(54e) Preparation of Novel Composite Materials Via CO-Coagulation of Nanoparticles

Since the term ‘nanocomposites’ has been proposed for the first time by Theng in 1970, the science dealing with these materials has arisen at the border of different areas of knowledge.

Numerous procedures for the preparation of nanocomposite materials have been investigated in order to generate materials with controlled features, which is still one of the great challenges in nanotechnology.
The purpose of this work is to use the extended and large knowledge of self-assembly behavior of spherical nanoparticles in aqueous solutions and its dependence on interparticle interactions for the preparation of various polymeric nanoparticles and the investigation of their self-assembly, to generate hybrid nanostructured composites.
The nanocomposites are prepared by blending together two colloidal suspensions made of charged particles.

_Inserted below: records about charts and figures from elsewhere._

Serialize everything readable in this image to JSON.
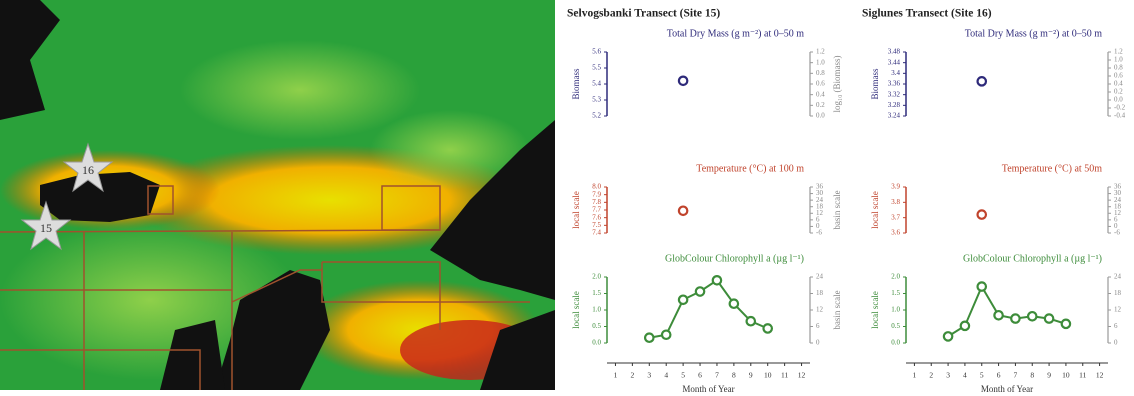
{
  "map": {
    "markers": [
      "16",
      "15"
    ]
  },
  "panels": [
    {
      "title": "Selvogsbanki Transect (Site 15)"
    },
    {
      "title": "Siglunes Transect (Site 16)"
    }
  ],
  "chart_data": [
    {
      "type": "scatter",
      "title": "Total Dry Mass (g m⁻²) at 0–50 m",
      "ylabel": "Biomass",
      "y2label": "log₁₀ (Biomass)",
      "color": "#2e2a7a",
      "x": [
        5
      ],
      "values": [
        5.42
      ],
      "xlim": [
        0.5,
        12.5
      ],
      "ylim": [
        5.2,
        5.6
      ],
      "yticks": [
        5.2,
        5.3,
        5.4,
        5.5,
        5.6
      ],
      "y2lim": [
        0,
        1.2
      ],
      "y2ticks": [
        {
          "value": 0,
          "label": "0.0"
        },
        0.2,
        0.4,
        0.6,
        0.8,
        {
          "value": 1,
          "label": "1.0"
        },
        1.2
      ]
    },
    {
      "type": "scatter",
      "title": "Temperature (°C) at 100 m",
      "ylabel": "local scale",
      "y2label": "basin scale",
      "color": "#c0432c",
      "x": [
        5
      ],
      "values": [
        7.69
      ],
      "xlim": [
        0.5,
        12.5
      ],
      "ylim": [
        7.4,
        8
      ],
      "yticks": [
        7.4,
        7.5,
        7.6,
        7.7,
        7.8,
        7.9,
        {
          "value": 8,
          "label": "8.0"
        }
      ],
      "y2lim": [
        -6,
        36
      ],
      "y2ticks": [
        -6,
        0,
        6,
        12,
        18,
        24,
        30,
        36
      ]
    },
    {
      "type": "line",
      "title": "GlobColour Chlorophyll a (µg l⁻¹)",
      "ylabel": "local scale",
      "y2label": "basin scale",
      "xlabel": "Month of Year",
      "color": "#3d8c3a",
      "x": [
        3,
        4,
        5,
        6,
        7,
        8,
        9,
        10
      ],
      "values": [
        0.16,
        0.25,
        1.31,
        1.56,
        1.9,
        1.19,
        0.66,
        0.44
      ],
      "xlim": [
        0.5,
        12.5
      ],
      "xticks": [
        1,
        2,
        3,
        4,
        5,
        6,
        7,
        8,
        9,
        10,
        11,
        12
      ],
      "ylim": [
        0,
        2
      ],
      "yticks": [
        {
          "value": 0,
          "label": "0.0"
        },
        0.5,
        {
          "value": 1,
          "label": "1.0"
        },
        1.5,
        {
          "value": 2,
          "label": "2.0"
        }
      ],
      "y2lim": [
        0,
        24
      ],
      "y2ticks": [
        0,
        6,
        12,
        18,
        24
      ]
    },
    {
      "type": "scatter",
      "title": "Total Dry Mass (g m⁻²) at 0–50 m",
      "ylabel": "Biomass",
      "color": "#2e2a7a",
      "x": [
        5
      ],
      "values": [
        3.37
      ],
      "xlim": [
        0.5,
        12.5
      ],
      "ylim": [
        3.24,
        3.48
      ],
      "yticks": [
        3.24,
        3.28,
        3.32,
        3.36,
        3.4,
        3.44,
        3.48
      ],
      "y2lim": [
        -0.4,
        1.2
      ],
      "y2ticks": [
        -0.4,
        -0.2,
        {
          "value": 0,
          "label": "0.0"
        },
        0.2,
        0.4,
        0.6,
        0.8,
        {
          "value": 1,
          "label": "1.0"
        },
        1.2
      ]
    },
    {
      "type": "scatter",
      "title": "Temperature (°C) at 50m",
      "ylabel": "local scale",
      "color": "#c0432c",
      "x": [
        5
      ],
      "values": [
        3.72
      ],
      "xlim": [
        0.5,
        12.5
      ],
      "ylim": [
        3.6,
        3.9
      ],
      "yticks": [
        3.6,
        3.7,
        3.8,
        3.9
      ],
      "y2lim": [
        -6,
        36
      ],
      "y2ticks": [
        -6,
        0,
        6,
        12,
        18,
        24,
        30,
        36
      ]
    },
    {
      "type": "line",
      "title": "GlobColour Chlorophyll a (µg l⁻¹)",
      "ylabel": "local scale",
      "xlabel": "Month of Year",
      "color": "#3d8c3a",
      "x": [
        3,
        4,
        5,
        6,
        7,
        8,
        9,
        10
      ],
      "values": [
        0.2,
        0.52,
        1.71,
        0.84,
        0.74,
        0.81,
        0.74,
        0.58
      ],
      "xlim": [
        0.5,
        12.5
      ],
      "xticks": [
        1,
        2,
        3,
        4,
        5,
        6,
        7,
        8,
        9,
        10,
        11,
        12
      ],
      "ylim": [
        0,
        2
      ],
      "yticks": [
        {
          "value": 0,
          "label": "0.0"
        },
        0.5,
        {
          "value": 1,
          "label": "1.0"
        },
        1.5,
        {
          "value": 2,
          "label": "2.0"
        }
      ],
      "y2lim": [
        0,
        24
      ],
      "y2ticks": [
        0,
        6,
        12,
        18,
        24
      ]
    }
  ]
}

The first one is a suspension of hard silica nanoparticles (20 nm diameter) at different concentrations, while the second one consists of soft poly(butyl acrylate/methyl methacrylate) copolymer particles (80 nm diameter). The advantage of working in aqueous suspensions is that interparticles interactions of charged nanoparticles can be controlled. In order to investigate the specific role of such interactions on the final structure and mechanical properties of the materials, the nanocomposites have been synthetized following three different assembly strategies. The first one consists of simply mixing of stable particle suspensions with same surface charge. In the second case, instead, the filler particles were subject to aggregation and gelation while the matrix particles remained in stable suspension. The last case is that of hetero-aggregation of silica and rubber particles suspensions bearing opposite surface charges.
The solvent (i.e., water) was removed from all samples, which have been annealed, giving rise to nanostructured polymeric composites. All samples structure and mechanical properties have been characterized using different techniques (SAXS, AFM, SEM, tensile tests).